Winkler Prins Encyclopedie

E. de Bruyne, G.B.J. Hiltermann en H.R. Hoetink (1947)

Gepubliceerd op 04-07-2022

Ulricus huber

betekenis & definitie

Nederlands rechtsgeleerde (Dokkum 13 Mrt 1636 - Franeker 8 Nov. 1694), werd in 1665 hoogleraar in de rechten, in 1679 raadsheer in het Hof van Friesland. Hij behoort tot de uitnemendste juristen van de 17de eeuw.

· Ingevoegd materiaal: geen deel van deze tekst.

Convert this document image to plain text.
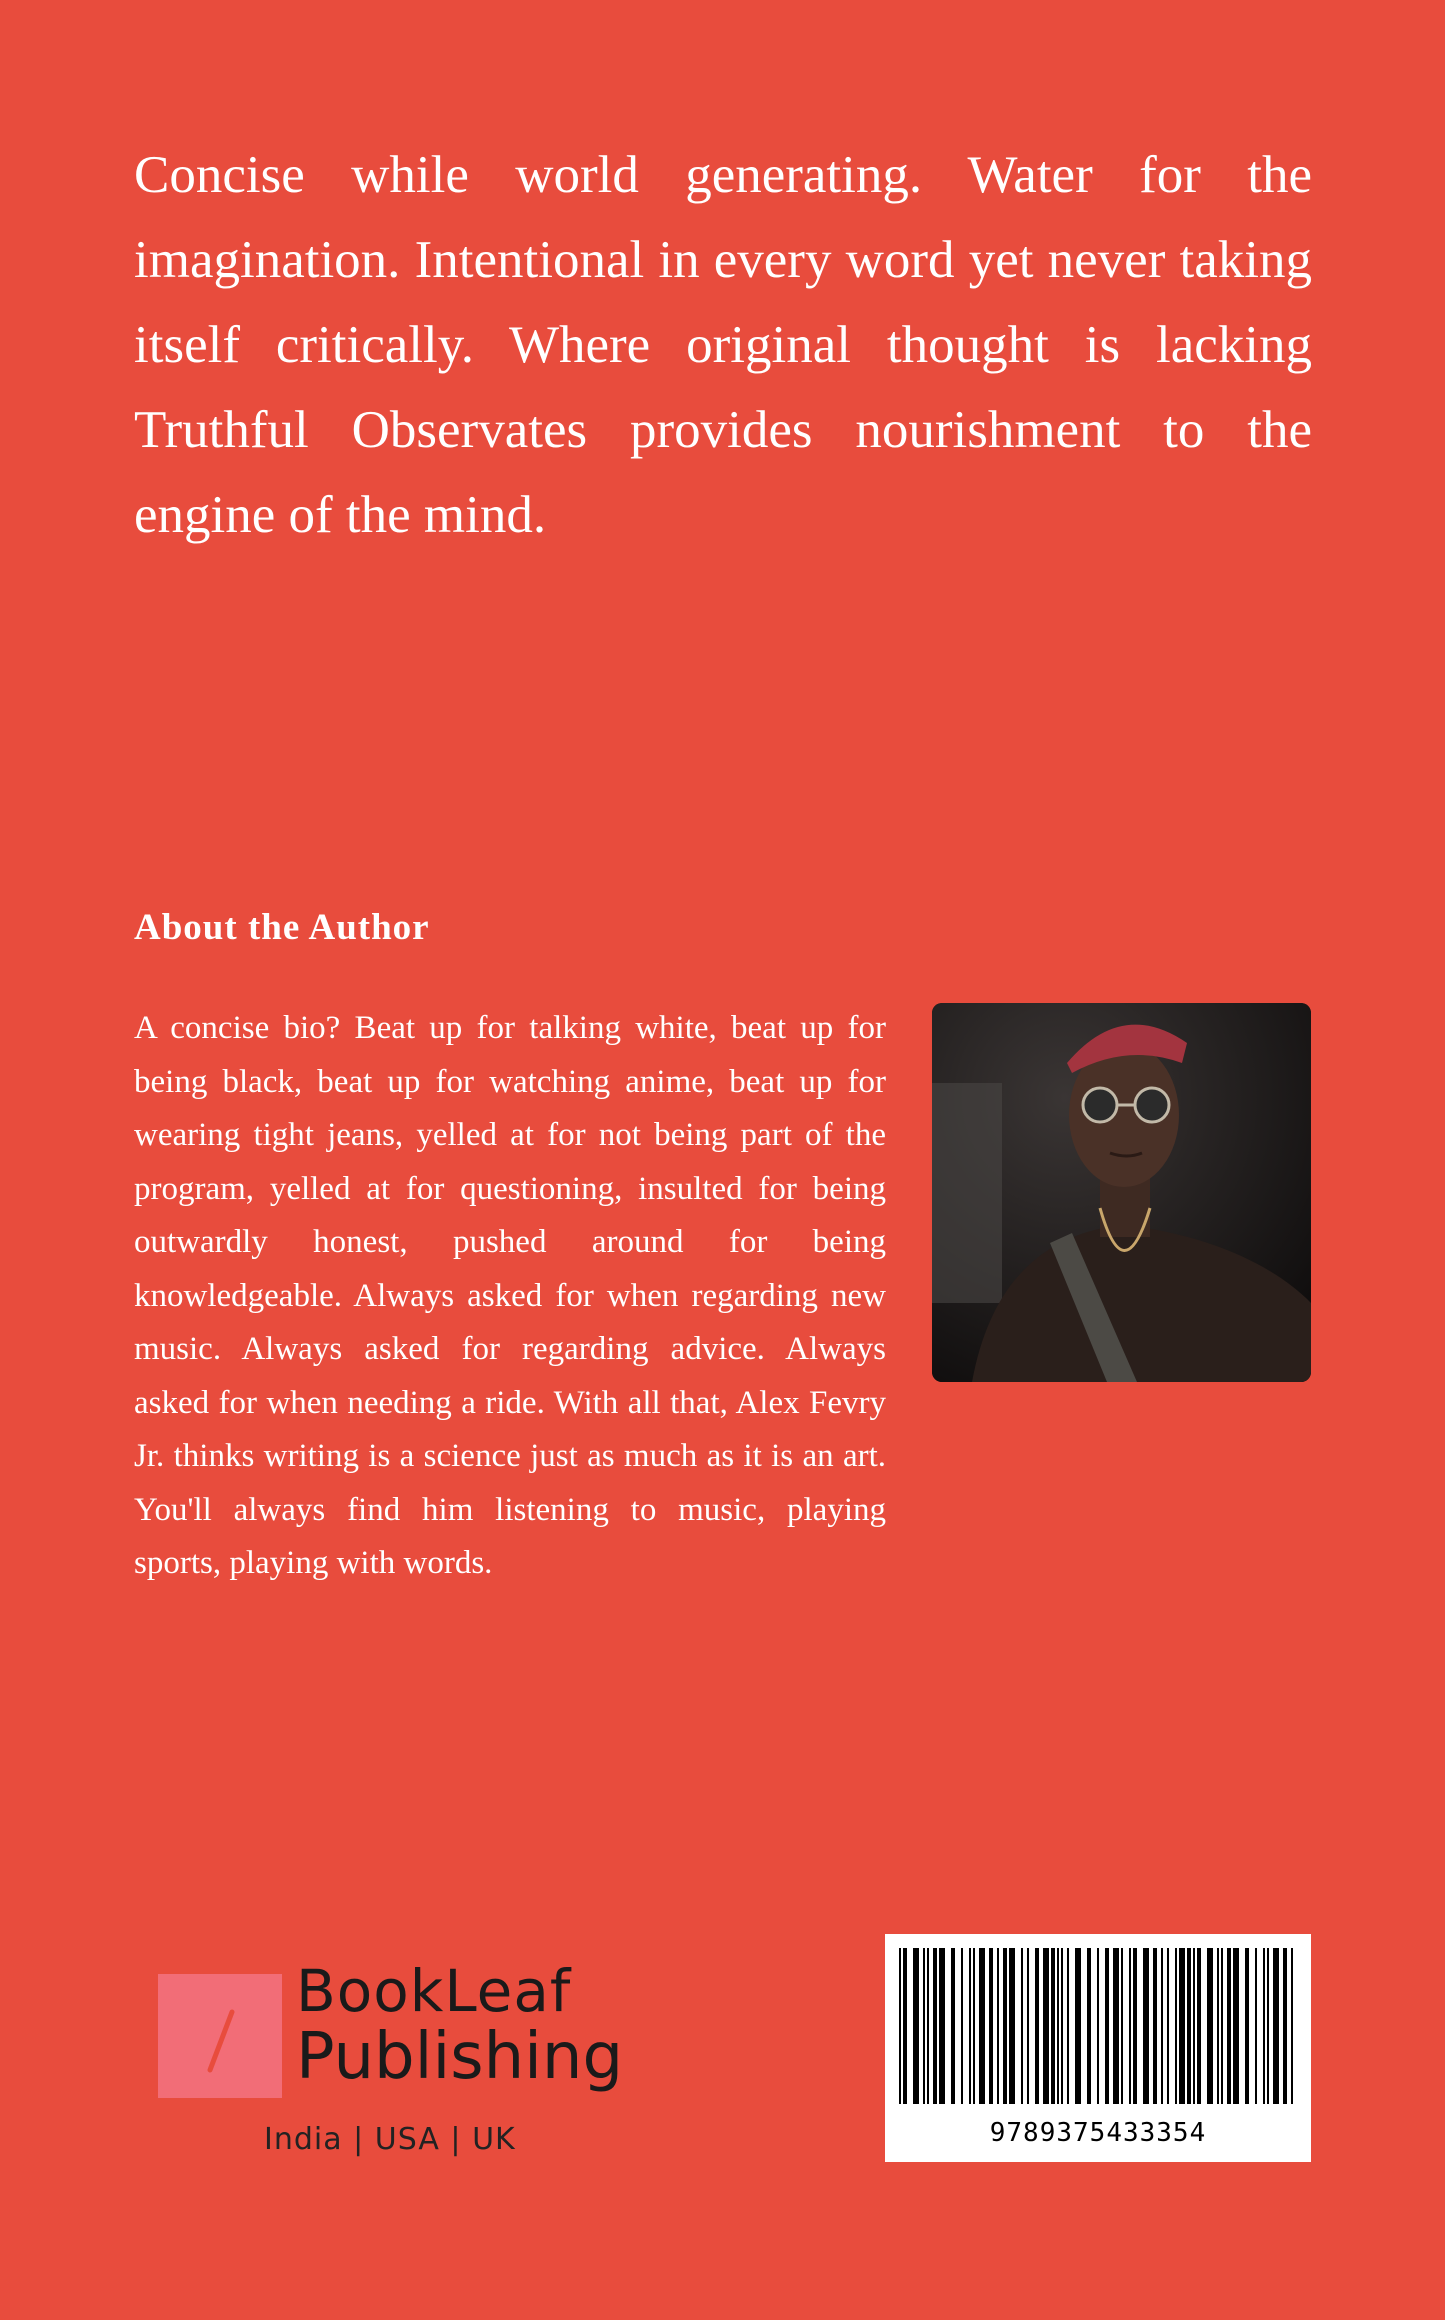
Concise while world generating. Water for the imagination. Intentional in every word yet never taking itself critically. Where original thought is lacking Truthful Observates provides nourishment to the engine of the mind.

About the Author

A concise bio? Beat up for talking white, beat up for being black, beat up for watching anime, beat up for wearing tight jeans, yelled at for not being part of the program, yelled at for questioning, insulted for being outwardly honest, pushed around for being knowledgeable. Always asked for when regarding new music. Always asked for regarding advice. Always asked for when needing a ride. With all that, Alex Fevry Jr. thinks writing is a science just as much as it is an art. You'll always find him listening to music, playing sports, playing with words.

BookLeaf
Publishing
India | USA | UK	9789375433354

Zijn Heedendaegse Rechtsgeleertheyt, soo elders als in Frieslandt gebruikelijk (iste uitg. 1686, 5de uitg. 1768) is een onschatbare bron voor de kennis van het Oudfriese recht, maar ook zijn Praelectiones juris romani et hodierni (1689, 1690) hebben grote waarde. Van zijn vele andere geschriften zij hier nog vermeld zijn De jure civitatis libri tres (iste uitg. 1673, uitermate zeldzaam; 3de dr. 1694), een werk over de algemene staatsleer, dat bijdroeg tot zijn internationale vermaardheid en o.m. beschouwingen over vrijheid van arbeid, emigratie, monopolies, prijscontrole en belastingen bevat.Lit.: R. D. Kollewijn, Gesch. v. d. Nederl. Wetenschap v. h. intern, privaatrecht tot 1880 (1937), blz. 131 w.; G. v. Vollenhoven, Nationale Staatsrechts studie in Nederl. (1930), blz. 4 w.; E. Albertario verzamelde de door Huber reeds ontdekte interpolaties in de Romeinse rechtsbronnen, zie Filangieri, dl 35, 1910.